Mira porta une main à son menton, son regard toujours perdu au loin.
— C’est intéressant… ça pourrait être lié à tous ces changements… mais pourquoi maintenant ? murmura-t-elle, plus pour elle-même que pour les autres.
La pesanteur semblait avoir repris le dessus.
Les jambes d’Ayra se firent lourdes, engourdies par la douleur.
Elle flancha.
Cherchant à s’agripper à quelque chose, elle heurta une table d’appoint qui tomba avec fracas.
Elle s’écroula à côté.
Les trois se précipitèrent aussitôt vers elle.
— Il faut qu’elle retourne se reposer, déclara Mira, penchée au-dessus d’elle.
— La présence du Varnak a dû réveiller le peu de poison qu’il lui restait dans le sang.
Elenor l’aida à se redresser tandis que Riven la soulevait sans effort, la prenant sur son dos pour la porter à l’étage.

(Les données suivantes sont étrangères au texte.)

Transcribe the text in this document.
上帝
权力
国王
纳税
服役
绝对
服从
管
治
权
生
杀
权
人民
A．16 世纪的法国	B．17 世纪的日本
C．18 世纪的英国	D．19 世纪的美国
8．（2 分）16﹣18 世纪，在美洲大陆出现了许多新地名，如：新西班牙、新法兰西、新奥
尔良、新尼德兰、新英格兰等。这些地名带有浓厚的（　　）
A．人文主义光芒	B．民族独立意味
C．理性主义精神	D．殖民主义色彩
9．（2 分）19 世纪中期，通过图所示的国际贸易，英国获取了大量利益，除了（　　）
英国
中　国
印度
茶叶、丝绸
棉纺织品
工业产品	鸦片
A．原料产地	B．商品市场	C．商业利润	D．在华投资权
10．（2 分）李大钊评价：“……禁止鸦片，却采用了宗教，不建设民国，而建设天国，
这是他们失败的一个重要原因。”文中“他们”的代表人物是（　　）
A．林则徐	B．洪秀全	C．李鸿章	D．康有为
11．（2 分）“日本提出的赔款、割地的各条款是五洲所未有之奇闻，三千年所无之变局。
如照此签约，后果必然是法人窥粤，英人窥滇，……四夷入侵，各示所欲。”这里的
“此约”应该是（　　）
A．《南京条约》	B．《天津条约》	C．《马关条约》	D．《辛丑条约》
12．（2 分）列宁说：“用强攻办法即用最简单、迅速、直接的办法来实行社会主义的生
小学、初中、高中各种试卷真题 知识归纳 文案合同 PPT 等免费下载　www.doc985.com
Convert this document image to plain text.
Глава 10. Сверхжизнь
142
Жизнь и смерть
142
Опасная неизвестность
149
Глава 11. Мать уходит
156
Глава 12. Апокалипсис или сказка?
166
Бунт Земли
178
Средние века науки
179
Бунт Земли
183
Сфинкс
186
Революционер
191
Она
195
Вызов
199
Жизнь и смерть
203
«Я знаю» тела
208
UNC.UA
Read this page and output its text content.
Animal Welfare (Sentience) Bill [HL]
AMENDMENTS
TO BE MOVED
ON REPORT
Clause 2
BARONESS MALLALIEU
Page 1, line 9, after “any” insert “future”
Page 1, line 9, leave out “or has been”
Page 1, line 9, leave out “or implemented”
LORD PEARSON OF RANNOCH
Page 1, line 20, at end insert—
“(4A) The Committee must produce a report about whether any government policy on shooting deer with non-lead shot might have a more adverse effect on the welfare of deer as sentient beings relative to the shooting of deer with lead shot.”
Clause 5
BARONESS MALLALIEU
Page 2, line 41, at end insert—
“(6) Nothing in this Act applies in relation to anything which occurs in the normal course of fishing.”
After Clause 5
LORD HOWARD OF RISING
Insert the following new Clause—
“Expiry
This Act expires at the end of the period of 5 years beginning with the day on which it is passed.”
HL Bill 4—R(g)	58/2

Ayra avait la tête qui tournait.
L’adrénaline, l’effort… tout se mélangeait.
Au moment où ils atteignaient les escaliers, la porte d’entrée s’ouvrit brusquement à la volée.
— Qu’est-ce qui se passe ici ?!
Élika venait d’entrer, haletante, les joues rougies par l’effort.
Des mèches folles s’étaient échappées de sa natte serrée, accentuant son air furieux.
— J’ai senti quelque chose. Je me suis précipitée ici.
Riven se retourna légèrement vers Elenor.
— Je te laisse lui expliquer. Je vais la mettre dans son lit.
Sa voix, grave et posée, résonna à travers son torse.
Ayra, collée contre son dos, la perçut de l’intérieur — comme une vibration sourde, transmise par son corps.
Une sensation étrange, presque apaisante… malgré la douleur qui lui vrillait encore les tempes.
— Alors, j’attends des explications claires !
C’était la voix d’Élika. Tranchante. Autoritaire.
Ayra l’entendait encore, bien qu’elle se laisse porter sans résister.
Elle n’avait plus de force.
Son corps était lourd, sa tête bourdonnait.
Elle s’abandonna complètement, bercée malgré elle par les pas réguliers de Riven qui montait les marches.